Portanto, conclui-se que a ordem de nascimento constitui um fator diferenciador dos irmãos, especialmente pelos papéis atribuídos a cada posição fraternal, pelas expectativas parentais e pelos processos de identificação decorrentes da relação entre pais e filhos. Segundo o psiquiatra americano Murray Bowen, o perfil de personalidade representa apenas um modelo de referência e há diversas circunstâncias que podem fazer alterar a posição fraterna. Assim, é evidente que o desenvolvimento da personalidade não depende, unicamente, desses aspectos relacionados com o “status fraternal”. As particularidades da relação com os genitores, a conduta e as expectativas destes e a variedade de acontecimentos da vida familiar, irão influenciar, e muito, na personalidade de cada sujeito (Fernandes, 2000).
Procedimentos metodológicos
Analisar a relação fraterna a partir da ótica do primogênito na fase adulta é a tarefa central a que se propôs esse estudo e, para tal objetivo, optou-se pela abordagem de pesquisa qualitativa (Neves, 1996), do tipo exploratória (Gil, 2002).
Os participantes desta pesquisa foram seis primogênitos com idade entre vinte e quarenta anos, faixa etária definida por Bee (1997) como adulto jovem, selecionados por conveniência, a partir de sugestões de profissionais psicólogos da rede de contatos da pesquisadora e por intermédio da técnica bola de neve. Ter um único irmão mais novo constituiu o principal critério de inclusão.
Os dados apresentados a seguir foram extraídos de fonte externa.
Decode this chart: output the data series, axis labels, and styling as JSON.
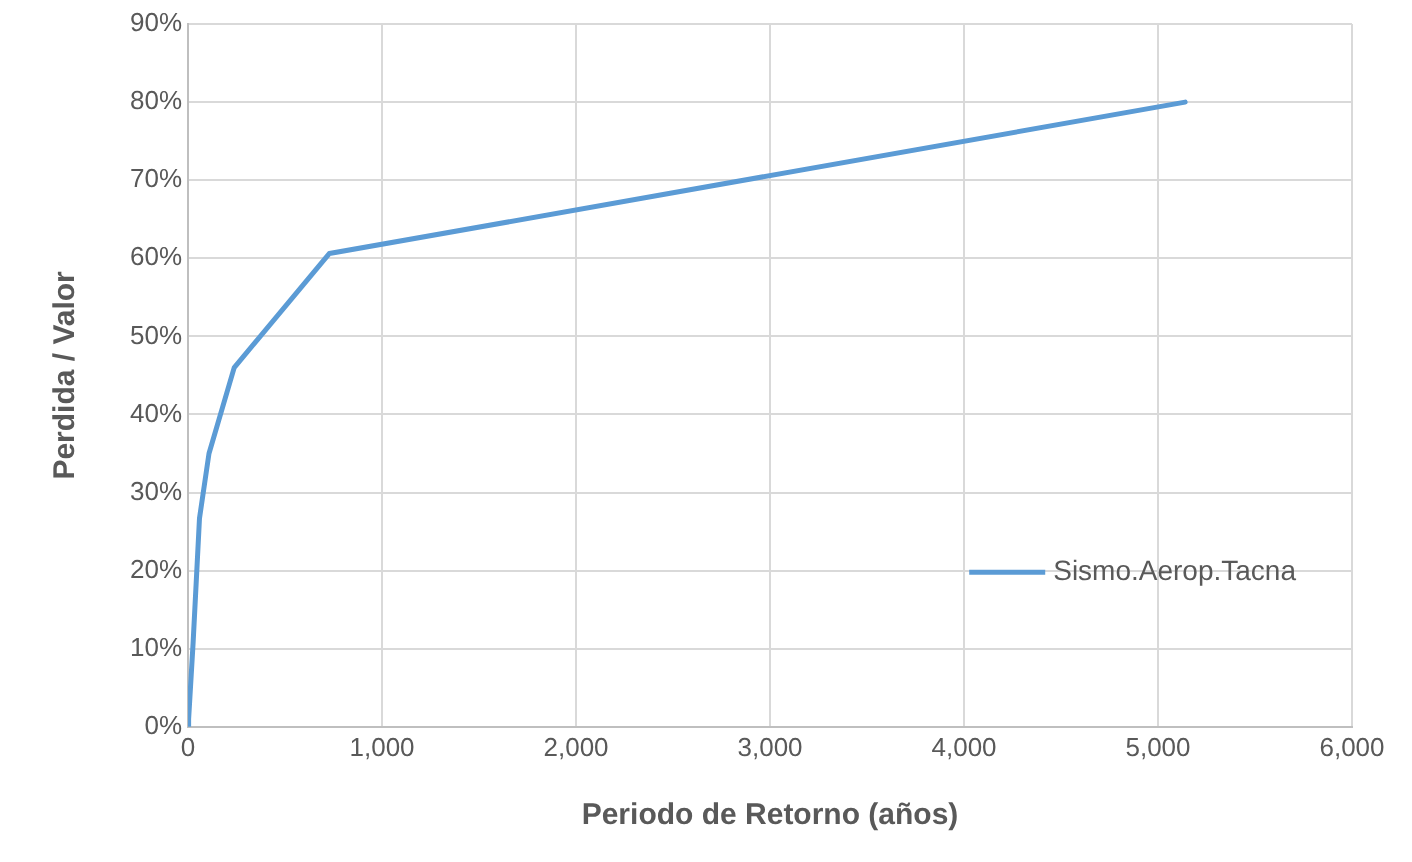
{
  "chart_data": {
    "type": "line",
    "xlabel": "Periodo de Retorno (años)",
    "ylabel": "Perdida / Valor",
    "series": [
      {
        "name": "Sismo.Aerop.Tacna",
        "color": "#5b9bd5",
        "x": [
          0,
          3,
          26,
          59,
          108,
          238,
          728,
          5140
        ],
        "values": [
          0,
          1,
          10.7,
          26.7,
          35,
          46,
          60.6,
          80
        ]
      }
    ],
    "xlim": [
      0,
      6000
    ],
    "xticks": [
      {
        "value": 0,
        "label": "0"
      },
      {
        "value": 1000,
        "label": "1,000"
      },
      {
        "value": 2000,
        "label": "2,000"
      },
      {
        "value": 3000,
        "label": "3,000"
      },
      {
        "value": 4000,
        "label": "4,000"
      },
      {
        "value": 5000,
        "label": "5,000"
      },
      {
        "value": 6000,
        "label": "6,000"
      }
    ],
    "ylim": [
      0,
      90
    ],
    "yticks": [
      {
        "value": 0,
        "label": "0%"
      },
      {
        "value": 10,
        "label": "10%"
      },
      {
        "value": 20,
        "label": "20%"
      },
      {
        "value": 30,
        "label": "30%"
      },
      {
        "value": 40,
        "label": "40%"
      },
      {
        "value": 50,
        "label": "50%"
      },
      {
        "value": 60,
        "label": "60%"
      },
      {
        "value": 70,
        "label": "70%"
      },
      {
        "value": 80,
        "label": "80%"
      },
      {
        "value": 90,
        "label": "90%"
      }
    ],
    "grid": true,
    "legend": "right",
    "marker": "none",
    "line_style": "solid"
  }
}
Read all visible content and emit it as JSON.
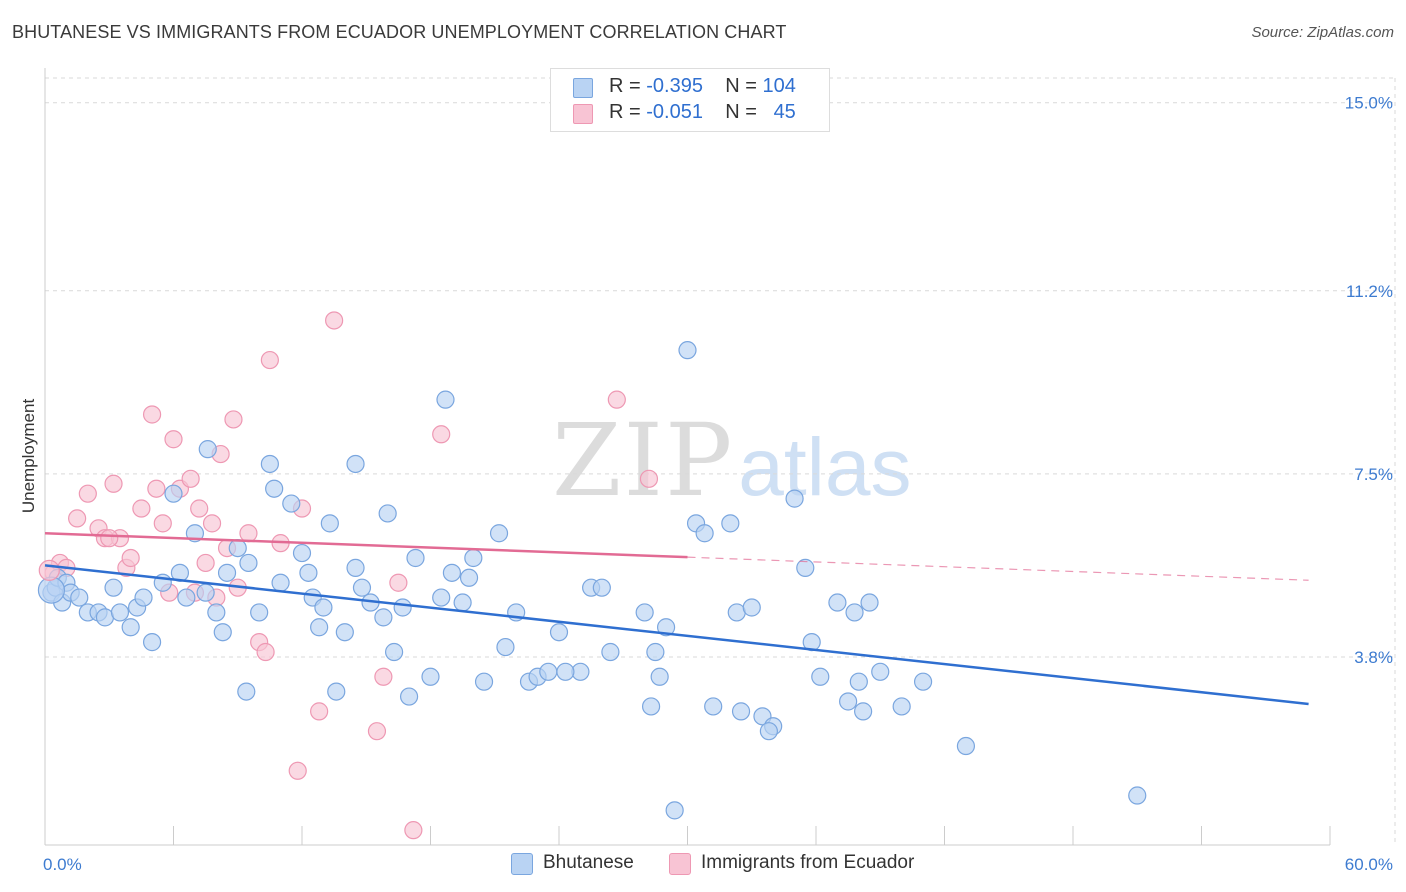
{
  "header": {
    "title": "BHUTANESE VS IMMIGRANTS FROM ECUADOR UNEMPLOYMENT CORRELATION CHART",
    "source": "Source: ZipAtlas.com"
  },
  "watermark": {
    "zip": "ZIP",
    "atlas": "atlas"
  },
  "legend": {
    "rows": [
      {
        "r_label": "R =",
        "r_value": "-0.395",
        "n_label": "N =",
        "n_value": "104"
      },
      {
        "r_label": "R =",
        "r_value": "-0.051",
        "n_label": "N =",
        "n_value": "45"
      }
    ]
  },
  "colors": {
    "bhutanese_fill": "#b9d3f3",
    "bhutanese_stroke": "#7aa6df",
    "bhutanese_line": "#2f6fd0",
    "ecuador_fill": "#f8c4d4",
    "ecuador_stroke": "#ee98b3",
    "ecuador_line": "#e26b94",
    "grid": "#d9d9d9",
    "axis_text": "#3d7bd0"
  },
  "chart_data": {
    "type": "scatter",
    "title": "BHUTANESE VS IMMIGRANTS FROM ECUADOR UNEMPLOYMENT CORRELATION CHART",
    "xlabel": "",
    "ylabel": "Unemployment",
    "xlim": [
      0,
      60
    ],
    "ylim": [
      0,
      15.5
    ],
    "x_tick_labels": [
      "0.0%",
      "60.0%"
    ],
    "y_ticks": [
      3.8,
      7.5,
      11.2,
      15.0
    ],
    "y_tick_labels": [
      "3.8%",
      "7.5%",
      "11.2%",
      "15.0%"
    ],
    "grid": true,
    "legend_position": "top-center",
    "series": [
      {
        "name": "Bhutanese",
        "r": -0.395,
        "n": 104,
        "trend": {
          "x": [
            0,
            59
          ],
          "y": [
            5.65,
            2.85
          ]
        },
        "points": [
          [
            0.3,
            5.1
          ],
          [
            0.5,
            5.2
          ],
          [
            0.6,
            5.4
          ],
          [
            0.8,
            4.9
          ],
          [
            1.0,
            5.3
          ],
          [
            1.2,
            5.1
          ],
          [
            1.6,
            5.0
          ],
          [
            2.0,
            4.7
          ],
          [
            2.5,
            4.7
          ],
          [
            2.8,
            4.6
          ],
          [
            3.2,
            5.2
          ],
          [
            3.5,
            4.7
          ],
          [
            4.0,
            4.4
          ],
          [
            4.3,
            4.8
          ],
          [
            4.6,
            5.0
          ],
          [
            5.0,
            4.1
          ],
          [
            5.5,
            5.3
          ],
          [
            6.0,
            7.1
          ],
          [
            6.3,
            5.5
          ],
          [
            6.6,
            5.0
          ],
          [
            7.0,
            6.3
          ],
          [
            7.5,
            5.1
          ],
          [
            8.0,
            4.7
          ],
          [
            8.3,
            4.3
          ],
          [
            7.6,
            8.0
          ],
          [
            8.5,
            5.5
          ],
          [
            9.0,
            6.0
          ],
          [
            9.5,
            5.7
          ],
          [
            9.4,
            3.1
          ],
          [
            10.0,
            4.7
          ],
          [
            10.5,
            7.7
          ],
          [
            10.7,
            7.2
          ],
          [
            11.0,
            5.3
          ],
          [
            11.5,
            6.9
          ],
          [
            12.0,
            5.9
          ],
          [
            12.3,
            5.5
          ],
          [
            12.5,
            5.0
          ],
          [
            12.8,
            4.4
          ],
          [
            13.0,
            4.8
          ],
          [
            13.3,
            6.5
          ],
          [
            13.6,
            3.1
          ],
          [
            14.0,
            4.3
          ],
          [
            14.5,
            5.6
          ],
          [
            14.8,
            5.2
          ],
          [
            14.5,
            7.7
          ],
          [
            15.2,
            4.9
          ],
          [
            15.8,
            4.6
          ],
          [
            16.0,
            6.7
          ],
          [
            16.3,
            3.9
          ],
          [
            16.7,
            4.8
          ],
          [
            17.0,
            3.0
          ],
          [
            17.3,
            5.8
          ],
          [
            18.0,
            3.4
          ],
          [
            18.5,
            5.0
          ],
          [
            18.7,
            9.0
          ],
          [
            19.0,
            5.5
          ],
          [
            19.5,
            4.9
          ],
          [
            19.8,
            5.4
          ],
          [
            20.0,
            5.8
          ],
          [
            20.5,
            3.3
          ],
          [
            21.2,
            6.3
          ],
          [
            21.5,
            4.0
          ],
          [
            22.0,
            4.7
          ],
          [
            22.6,
            3.3
          ],
          [
            23.0,
            3.4
          ],
          [
            24.0,
            4.3
          ],
          [
            23.5,
            3.5
          ],
          [
            25.0,
            3.5
          ],
          [
            24.3,
            3.5
          ],
          [
            25.5,
            5.2
          ],
          [
            26.0,
            5.2
          ],
          [
            26.4,
            3.9
          ],
          [
            28.0,
            4.7
          ],
          [
            28.7,
            3.4
          ],
          [
            28.3,
            2.8
          ],
          [
            30.0,
            10.0
          ],
          [
            29.0,
            4.4
          ],
          [
            29.4,
            0.7
          ],
          [
            30.4,
            6.5
          ],
          [
            30.8,
            6.3
          ],
          [
            31.2,
            2.8
          ],
          [
            32.0,
            6.5
          ],
          [
            32.3,
            4.7
          ],
          [
            32.5,
            2.7
          ],
          [
            33.0,
            4.8
          ],
          [
            33.5,
            2.6
          ],
          [
            34.0,
            2.4
          ],
          [
            33.8,
            2.3
          ],
          [
            35.0,
            7.0
          ],
          [
            35.5,
            5.6
          ],
          [
            35.8,
            4.1
          ],
          [
            36.2,
            3.4
          ],
          [
            37.0,
            4.9
          ],
          [
            37.5,
            2.9
          ],
          [
            37.8,
            4.7
          ],
          [
            38.2,
            2.7
          ],
          [
            38.5,
            4.9
          ],
          [
            38.0,
            3.3
          ],
          [
            39.0,
            3.5
          ],
          [
            40.0,
            2.8
          ],
          [
            41.0,
            3.3
          ],
          [
            43.0,
            2.0
          ],
          [
            51.0,
            1.0
          ],
          [
            28.5,
            3.9
          ]
        ]
      },
      {
        "name": "Immigrants from Ecuador",
        "r": -0.051,
        "n": 45,
        "trend": {
          "x": [
            0,
            59
          ],
          "y": [
            6.3,
            5.35
          ]
        },
        "points": [
          [
            0.4,
            5.5
          ],
          [
            0.7,
            5.7
          ],
          [
            1.0,
            5.6
          ],
          [
            1.5,
            6.6
          ],
          [
            2.0,
            7.1
          ],
          [
            2.5,
            6.4
          ],
          [
            2.8,
            6.2
          ],
          [
            3.2,
            7.3
          ],
          [
            3.5,
            6.2
          ],
          [
            3.8,
            5.6
          ],
          [
            4.0,
            5.8
          ],
          [
            4.5,
            6.8
          ],
          [
            5.0,
            8.7
          ],
          [
            5.2,
            7.2
          ],
          [
            5.5,
            6.5
          ],
          [
            5.8,
            5.1
          ],
          [
            6.0,
            8.2
          ],
          [
            6.3,
            7.2
          ],
          [
            6.8,
            7.4
          ],
          [
            7.0,
            5.1
          ],
          [
            7.2,
            6.8
          ],
          [
            7.5,
            5.7
          ],
          [
            7.8,
            6.5
          ],
          [
            8.2,
            7.9
          ],
          [
            8.5,
            6.0
          ],
          [
            8.8,
            8.6
          ],
          [
            9.0,
            5.2
          ],
          [
            9.5,
            6.3
          ],
          [
            10.0,
            4.1
          ],
          [
            10.3,
            3.9
          ],
          [
            10.5,
            9.8
          ],
          [
            11.0,
            6.1
          ],
          [
            11.8,
            1.5
          ],
          [
            12.0,
            6.8
          ],
          [
            12.8,
            2.7
          ],
          [
            13.5,
            10.6
          ],
          [
            15.5,
            2.3
          ],
          [
            15.8,
            3.4
          ],
          [
            16.5,
            5.3
          ],
          [
            17.2,
            0.3
          ],
          [
            18.5,
            8.3
          ],
          [
            26.7,
            9.0
          ],
          [
            28.2,
            7.4
          ],
          [
            8.0,
            5.0
          ],
          [
            3.0,
            6.2
          ]
        ]
      }
    ]
  }
}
A pesquisa foi submetida ao Comitê de Ética da Universidade do Oeste de Santa Catarina, sob número 72852417.4.0000.5367. Após aprovação, realizou-se a triagem da amostra indicada pelos psicólogos da rede de contatos da pesquisadora e contato telefônico com os possíveis participantes a fim de divulgar os objetivos da pesquisa. Diante do interesse em participar do estudo, definiu-se o local para a realização da entrevista. Na data da entrevista, os objetivos da pesquisa e seus procedimentos foram novamente informados. Ainda, apresentou-se o Termo de Consentimento Livre e Esclarecido e o Termo de Autorização de Uso de Gravação de Voz. Com base no aceite, coletou-se a assinatura dos participantes.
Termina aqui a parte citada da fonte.